Dalam bentuk gas, sianida bisa berakibat fatal bila terhirup oleh tubuh dalam kandungan 11.000 mg/L. Ketika tercerna dalam bentuk padat, sianida bisa berdampak fatal di kadar 100-200 mg.
Gejala keracunan sianida bisa terasa dalam hitungan menit atau bahkan detik, tergantung pada kadar racun yang terhirup. Kondisi keracunan ini menyerang sistem syaraf pusat serta sistem kardiovaskular dan menimbulkan gejala seperti sakit kepala, kebingungan, tekanan darah rendah, mual dan muntah, hingga kulit yang memerah.
Ketika seseorang mengalami keracunan sianida, hal pertama yang perlu dilakukan adalah memindahkan pasien dari daerah yang terpapar sianida, mencopot pakaiannya, dan membasuh kulitnya dengan air dan sabun.
Pertolongan dari tenaga medis diperlukan sesegera mungkin.
Serangan racun sianida biasanya berakibat fatal, namun, seseorang yang terpapar dalam dosis kecil masih mampu selamat.
Dengki dan Patah Hati Berujung Racun Sianida
Dalam beberapa tahun terakhir, penggunaan racun sianida sebagai alat pembunuhan mulai kerap terjadi di Indonesia.
Hal ini pertama kali mengemuka dengan kasus tewasnya Wayan Mirna Salihin (27) akibat menyeruput segelas es kopi Vietnam di Kafe Oliver, Grand Indonesia, (6/1/2016), yang belakangan menjadi kasus pembunuhan oleh Jessica Wongso. Tim forensik menemukan zat beracun natrium sianida (NaCn) sebanyak 15 g/liter pada sisa kopi Vietnam yang diminum Mirna. Di lambung wanita itu ditemukan racun sianida 0,20 mg/liter.

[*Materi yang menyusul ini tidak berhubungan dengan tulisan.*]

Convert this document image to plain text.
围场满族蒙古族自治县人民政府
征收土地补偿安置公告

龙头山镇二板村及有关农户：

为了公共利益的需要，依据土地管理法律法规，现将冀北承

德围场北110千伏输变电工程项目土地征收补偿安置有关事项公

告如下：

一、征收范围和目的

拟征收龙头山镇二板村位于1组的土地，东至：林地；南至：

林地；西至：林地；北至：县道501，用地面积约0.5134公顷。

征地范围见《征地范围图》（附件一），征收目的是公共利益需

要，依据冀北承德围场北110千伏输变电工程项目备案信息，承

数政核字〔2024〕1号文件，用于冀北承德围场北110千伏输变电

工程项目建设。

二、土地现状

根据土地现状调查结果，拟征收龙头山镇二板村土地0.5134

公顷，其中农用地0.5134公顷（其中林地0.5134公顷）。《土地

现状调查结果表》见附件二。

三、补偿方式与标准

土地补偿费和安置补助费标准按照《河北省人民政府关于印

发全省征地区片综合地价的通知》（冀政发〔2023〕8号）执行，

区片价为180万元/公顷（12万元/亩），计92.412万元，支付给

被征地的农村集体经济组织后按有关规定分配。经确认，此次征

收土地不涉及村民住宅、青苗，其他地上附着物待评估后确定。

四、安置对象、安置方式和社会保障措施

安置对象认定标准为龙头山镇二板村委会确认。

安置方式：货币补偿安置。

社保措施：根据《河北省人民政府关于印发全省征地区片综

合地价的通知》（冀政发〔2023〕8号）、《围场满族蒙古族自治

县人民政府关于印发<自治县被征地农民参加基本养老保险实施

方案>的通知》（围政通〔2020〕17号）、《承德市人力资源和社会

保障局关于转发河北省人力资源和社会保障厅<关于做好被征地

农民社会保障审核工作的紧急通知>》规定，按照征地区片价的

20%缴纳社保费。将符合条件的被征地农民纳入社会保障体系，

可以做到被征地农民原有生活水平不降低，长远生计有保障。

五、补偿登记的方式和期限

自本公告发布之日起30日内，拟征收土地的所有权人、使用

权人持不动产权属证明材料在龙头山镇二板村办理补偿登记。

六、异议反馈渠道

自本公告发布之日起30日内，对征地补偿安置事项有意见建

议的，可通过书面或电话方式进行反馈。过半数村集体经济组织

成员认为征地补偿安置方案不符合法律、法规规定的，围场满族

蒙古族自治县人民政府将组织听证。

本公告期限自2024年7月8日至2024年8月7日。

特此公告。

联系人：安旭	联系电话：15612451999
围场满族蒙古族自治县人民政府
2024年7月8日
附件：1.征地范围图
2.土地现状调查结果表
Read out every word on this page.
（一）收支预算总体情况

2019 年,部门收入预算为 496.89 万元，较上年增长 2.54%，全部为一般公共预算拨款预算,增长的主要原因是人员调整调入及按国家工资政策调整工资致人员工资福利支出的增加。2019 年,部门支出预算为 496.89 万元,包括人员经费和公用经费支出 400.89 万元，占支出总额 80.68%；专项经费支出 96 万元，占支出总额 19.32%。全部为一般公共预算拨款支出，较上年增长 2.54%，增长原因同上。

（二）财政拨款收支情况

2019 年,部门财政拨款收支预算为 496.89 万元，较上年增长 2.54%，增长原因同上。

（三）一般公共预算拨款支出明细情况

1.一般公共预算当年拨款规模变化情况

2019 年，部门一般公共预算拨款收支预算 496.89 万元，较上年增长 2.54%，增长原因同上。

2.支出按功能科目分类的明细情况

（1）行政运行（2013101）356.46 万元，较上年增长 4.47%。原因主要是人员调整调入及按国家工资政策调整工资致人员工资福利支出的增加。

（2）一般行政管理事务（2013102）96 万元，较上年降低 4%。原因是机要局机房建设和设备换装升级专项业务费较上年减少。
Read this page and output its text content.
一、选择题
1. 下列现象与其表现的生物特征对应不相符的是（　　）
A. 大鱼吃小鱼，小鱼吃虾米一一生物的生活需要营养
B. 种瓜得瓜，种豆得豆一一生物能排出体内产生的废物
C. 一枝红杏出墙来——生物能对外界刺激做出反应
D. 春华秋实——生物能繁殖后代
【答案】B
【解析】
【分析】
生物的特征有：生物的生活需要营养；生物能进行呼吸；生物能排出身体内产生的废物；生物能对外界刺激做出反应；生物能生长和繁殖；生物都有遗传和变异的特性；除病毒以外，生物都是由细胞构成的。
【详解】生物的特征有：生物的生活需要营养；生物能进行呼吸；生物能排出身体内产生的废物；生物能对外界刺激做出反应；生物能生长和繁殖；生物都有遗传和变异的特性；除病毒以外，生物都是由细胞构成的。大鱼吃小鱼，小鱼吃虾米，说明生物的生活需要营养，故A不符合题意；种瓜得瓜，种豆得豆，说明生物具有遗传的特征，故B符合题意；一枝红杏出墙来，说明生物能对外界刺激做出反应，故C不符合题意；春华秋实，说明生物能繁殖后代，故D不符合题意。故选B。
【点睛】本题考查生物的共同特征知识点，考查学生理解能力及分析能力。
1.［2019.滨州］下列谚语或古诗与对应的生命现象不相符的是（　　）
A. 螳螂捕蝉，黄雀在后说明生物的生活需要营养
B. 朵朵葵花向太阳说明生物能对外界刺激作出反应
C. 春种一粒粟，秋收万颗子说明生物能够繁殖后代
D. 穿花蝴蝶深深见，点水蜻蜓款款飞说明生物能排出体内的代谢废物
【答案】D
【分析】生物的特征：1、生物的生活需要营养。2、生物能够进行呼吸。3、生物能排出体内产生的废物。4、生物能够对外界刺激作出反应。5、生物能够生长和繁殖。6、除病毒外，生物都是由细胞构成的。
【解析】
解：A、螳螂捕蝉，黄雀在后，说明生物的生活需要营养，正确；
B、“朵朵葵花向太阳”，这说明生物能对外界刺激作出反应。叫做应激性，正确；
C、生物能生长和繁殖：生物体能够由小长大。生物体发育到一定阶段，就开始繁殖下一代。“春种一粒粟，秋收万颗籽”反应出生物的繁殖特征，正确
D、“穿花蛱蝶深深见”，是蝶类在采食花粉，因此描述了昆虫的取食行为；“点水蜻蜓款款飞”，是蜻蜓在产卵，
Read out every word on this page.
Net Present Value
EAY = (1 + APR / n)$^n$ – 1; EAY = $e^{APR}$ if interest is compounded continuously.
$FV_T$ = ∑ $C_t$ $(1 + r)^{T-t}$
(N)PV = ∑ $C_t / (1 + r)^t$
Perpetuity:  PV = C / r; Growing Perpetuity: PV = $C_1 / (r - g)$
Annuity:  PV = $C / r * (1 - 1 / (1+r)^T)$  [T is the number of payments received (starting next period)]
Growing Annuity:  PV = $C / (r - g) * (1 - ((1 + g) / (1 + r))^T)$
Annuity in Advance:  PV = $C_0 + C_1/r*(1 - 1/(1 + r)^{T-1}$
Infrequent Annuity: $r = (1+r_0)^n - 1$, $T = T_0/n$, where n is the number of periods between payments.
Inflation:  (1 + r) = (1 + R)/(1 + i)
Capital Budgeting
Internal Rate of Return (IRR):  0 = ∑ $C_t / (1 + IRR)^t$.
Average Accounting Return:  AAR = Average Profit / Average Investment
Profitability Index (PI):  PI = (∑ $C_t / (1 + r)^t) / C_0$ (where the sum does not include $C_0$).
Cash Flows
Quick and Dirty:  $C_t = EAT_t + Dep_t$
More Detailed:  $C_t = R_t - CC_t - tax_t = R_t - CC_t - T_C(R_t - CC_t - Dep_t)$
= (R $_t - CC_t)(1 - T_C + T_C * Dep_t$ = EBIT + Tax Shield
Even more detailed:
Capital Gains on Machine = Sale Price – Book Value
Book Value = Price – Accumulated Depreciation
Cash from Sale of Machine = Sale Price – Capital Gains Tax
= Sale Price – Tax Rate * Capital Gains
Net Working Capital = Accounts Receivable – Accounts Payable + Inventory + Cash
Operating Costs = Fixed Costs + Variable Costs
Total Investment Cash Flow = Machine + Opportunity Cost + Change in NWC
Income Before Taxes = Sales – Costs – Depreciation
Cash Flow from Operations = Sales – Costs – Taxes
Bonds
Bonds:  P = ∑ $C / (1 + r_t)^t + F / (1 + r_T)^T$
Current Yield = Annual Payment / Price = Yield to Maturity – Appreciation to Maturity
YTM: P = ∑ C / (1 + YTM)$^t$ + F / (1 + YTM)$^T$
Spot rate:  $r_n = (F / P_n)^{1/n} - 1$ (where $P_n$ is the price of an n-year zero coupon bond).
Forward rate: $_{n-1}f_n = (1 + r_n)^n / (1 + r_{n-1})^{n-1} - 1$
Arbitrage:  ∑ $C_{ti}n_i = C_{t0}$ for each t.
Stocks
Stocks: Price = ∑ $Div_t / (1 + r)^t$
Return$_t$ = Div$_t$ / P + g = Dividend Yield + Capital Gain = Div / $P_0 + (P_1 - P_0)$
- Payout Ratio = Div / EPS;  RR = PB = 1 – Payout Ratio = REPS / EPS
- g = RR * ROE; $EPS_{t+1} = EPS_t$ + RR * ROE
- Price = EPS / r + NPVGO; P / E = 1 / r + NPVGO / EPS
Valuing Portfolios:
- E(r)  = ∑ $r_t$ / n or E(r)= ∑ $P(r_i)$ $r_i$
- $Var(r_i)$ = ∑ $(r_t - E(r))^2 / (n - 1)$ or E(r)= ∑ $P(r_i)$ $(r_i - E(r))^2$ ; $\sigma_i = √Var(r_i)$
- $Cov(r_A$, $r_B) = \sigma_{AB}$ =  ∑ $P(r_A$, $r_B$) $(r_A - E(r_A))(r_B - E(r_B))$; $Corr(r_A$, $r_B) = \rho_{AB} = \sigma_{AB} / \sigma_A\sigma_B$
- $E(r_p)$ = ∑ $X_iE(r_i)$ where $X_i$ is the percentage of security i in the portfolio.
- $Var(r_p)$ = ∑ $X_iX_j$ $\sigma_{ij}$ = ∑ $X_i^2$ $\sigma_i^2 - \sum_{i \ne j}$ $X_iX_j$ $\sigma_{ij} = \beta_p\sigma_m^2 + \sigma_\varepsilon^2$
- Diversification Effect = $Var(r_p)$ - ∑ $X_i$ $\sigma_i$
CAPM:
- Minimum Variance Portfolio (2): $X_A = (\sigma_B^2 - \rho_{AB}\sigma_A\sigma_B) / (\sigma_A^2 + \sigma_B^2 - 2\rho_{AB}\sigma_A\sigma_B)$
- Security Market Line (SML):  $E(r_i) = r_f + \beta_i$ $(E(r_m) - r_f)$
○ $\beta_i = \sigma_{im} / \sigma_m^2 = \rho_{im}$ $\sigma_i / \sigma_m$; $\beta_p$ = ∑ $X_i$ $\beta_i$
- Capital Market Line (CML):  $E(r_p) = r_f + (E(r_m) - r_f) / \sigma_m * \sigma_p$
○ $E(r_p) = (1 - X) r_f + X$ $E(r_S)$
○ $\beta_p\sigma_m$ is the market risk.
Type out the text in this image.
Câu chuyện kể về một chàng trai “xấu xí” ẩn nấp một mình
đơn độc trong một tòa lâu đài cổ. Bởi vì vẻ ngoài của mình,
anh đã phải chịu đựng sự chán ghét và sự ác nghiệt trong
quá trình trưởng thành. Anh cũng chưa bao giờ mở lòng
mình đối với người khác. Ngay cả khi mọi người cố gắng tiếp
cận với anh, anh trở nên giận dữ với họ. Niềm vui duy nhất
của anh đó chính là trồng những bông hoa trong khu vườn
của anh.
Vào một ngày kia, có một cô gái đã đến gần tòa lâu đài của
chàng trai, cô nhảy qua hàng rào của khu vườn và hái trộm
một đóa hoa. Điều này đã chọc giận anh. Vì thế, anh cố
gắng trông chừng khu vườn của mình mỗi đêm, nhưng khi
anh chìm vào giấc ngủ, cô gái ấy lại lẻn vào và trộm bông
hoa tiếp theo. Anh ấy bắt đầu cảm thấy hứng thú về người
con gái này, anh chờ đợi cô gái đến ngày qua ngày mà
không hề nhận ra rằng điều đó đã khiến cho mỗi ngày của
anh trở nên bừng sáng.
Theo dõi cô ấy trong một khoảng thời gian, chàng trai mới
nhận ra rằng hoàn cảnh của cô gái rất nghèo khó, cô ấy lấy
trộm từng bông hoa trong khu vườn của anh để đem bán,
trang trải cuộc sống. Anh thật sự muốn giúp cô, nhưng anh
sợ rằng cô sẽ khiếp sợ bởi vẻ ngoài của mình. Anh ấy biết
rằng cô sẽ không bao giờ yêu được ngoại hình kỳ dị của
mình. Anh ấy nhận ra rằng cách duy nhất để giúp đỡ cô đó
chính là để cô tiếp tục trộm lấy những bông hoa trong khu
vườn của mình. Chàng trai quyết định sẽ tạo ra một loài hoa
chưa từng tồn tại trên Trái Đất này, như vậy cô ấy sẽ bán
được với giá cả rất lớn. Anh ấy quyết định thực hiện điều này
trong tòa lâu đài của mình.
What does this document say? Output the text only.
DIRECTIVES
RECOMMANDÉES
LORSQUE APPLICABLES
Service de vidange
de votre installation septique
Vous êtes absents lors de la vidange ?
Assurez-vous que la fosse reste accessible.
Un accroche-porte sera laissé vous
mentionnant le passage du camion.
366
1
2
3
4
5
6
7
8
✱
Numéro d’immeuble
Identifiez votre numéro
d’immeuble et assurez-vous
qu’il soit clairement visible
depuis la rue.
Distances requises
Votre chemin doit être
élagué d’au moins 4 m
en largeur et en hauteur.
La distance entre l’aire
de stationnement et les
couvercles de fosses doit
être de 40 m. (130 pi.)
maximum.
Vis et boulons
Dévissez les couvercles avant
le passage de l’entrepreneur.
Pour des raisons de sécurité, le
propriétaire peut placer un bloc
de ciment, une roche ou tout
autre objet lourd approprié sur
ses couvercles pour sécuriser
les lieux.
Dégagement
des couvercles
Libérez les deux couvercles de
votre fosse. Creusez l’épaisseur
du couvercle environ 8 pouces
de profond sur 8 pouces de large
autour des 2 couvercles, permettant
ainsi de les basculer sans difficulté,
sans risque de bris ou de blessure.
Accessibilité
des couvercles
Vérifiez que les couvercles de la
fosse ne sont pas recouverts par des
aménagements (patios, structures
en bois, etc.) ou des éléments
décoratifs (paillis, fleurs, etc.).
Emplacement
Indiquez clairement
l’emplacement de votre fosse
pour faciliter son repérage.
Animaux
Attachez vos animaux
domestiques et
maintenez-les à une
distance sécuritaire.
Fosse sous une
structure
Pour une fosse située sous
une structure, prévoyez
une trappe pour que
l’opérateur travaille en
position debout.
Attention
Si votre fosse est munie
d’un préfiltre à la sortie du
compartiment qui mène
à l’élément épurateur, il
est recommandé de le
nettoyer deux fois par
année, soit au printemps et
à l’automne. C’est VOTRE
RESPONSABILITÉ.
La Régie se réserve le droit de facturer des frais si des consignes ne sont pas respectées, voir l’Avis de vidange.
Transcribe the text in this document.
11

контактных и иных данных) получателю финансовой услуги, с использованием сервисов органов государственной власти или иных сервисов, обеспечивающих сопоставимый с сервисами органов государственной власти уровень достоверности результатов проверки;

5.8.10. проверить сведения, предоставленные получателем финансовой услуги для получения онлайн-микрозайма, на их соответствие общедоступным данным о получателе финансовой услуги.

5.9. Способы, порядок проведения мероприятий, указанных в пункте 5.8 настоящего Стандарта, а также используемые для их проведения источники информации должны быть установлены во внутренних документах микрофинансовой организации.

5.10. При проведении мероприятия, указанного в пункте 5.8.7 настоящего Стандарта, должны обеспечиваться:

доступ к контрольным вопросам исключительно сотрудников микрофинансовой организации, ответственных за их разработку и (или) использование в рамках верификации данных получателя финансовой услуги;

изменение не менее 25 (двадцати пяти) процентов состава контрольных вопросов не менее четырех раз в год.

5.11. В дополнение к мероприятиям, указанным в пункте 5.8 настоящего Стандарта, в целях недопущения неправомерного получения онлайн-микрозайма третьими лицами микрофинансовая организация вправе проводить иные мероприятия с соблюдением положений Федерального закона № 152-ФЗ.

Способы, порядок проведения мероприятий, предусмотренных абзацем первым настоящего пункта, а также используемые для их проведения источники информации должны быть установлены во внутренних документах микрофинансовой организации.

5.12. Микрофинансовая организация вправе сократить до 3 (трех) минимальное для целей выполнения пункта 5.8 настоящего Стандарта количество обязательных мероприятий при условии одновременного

Lalu, dua orang bernama Shendy dan Ahmad Sanusi tewas, pada September 2019, setelah menenggak kopi bercampur potasium sianida di Padepokan Satrio Aji, Kampung Sirap, Kota Depok.
Di waktu hampir bersamaan, pria berinisial VT, warga Kelapa Gading, hampir mati diracun dengan cairan sianida oleh permintaan istrinya, YL, dan laki-laki selingkuhannya, BHS, (13/9/2019). Tapi VT masih bisa selamat.
Yang terkini adalah kasus meninggalnya Naba Faiz Prasetya (10) pada Minggu, (25/4/2021). Bocah kecil putra seorang pengemudi ojek online (ojol) itu meninggal setelah menyantap sate lontong beserta bumbu yang ternyata bercampur dengan racun sianida. Kasus ini tengah diselidiki sebagai kasus pembunuhan terencana oleh seorang wanita berinisial NA.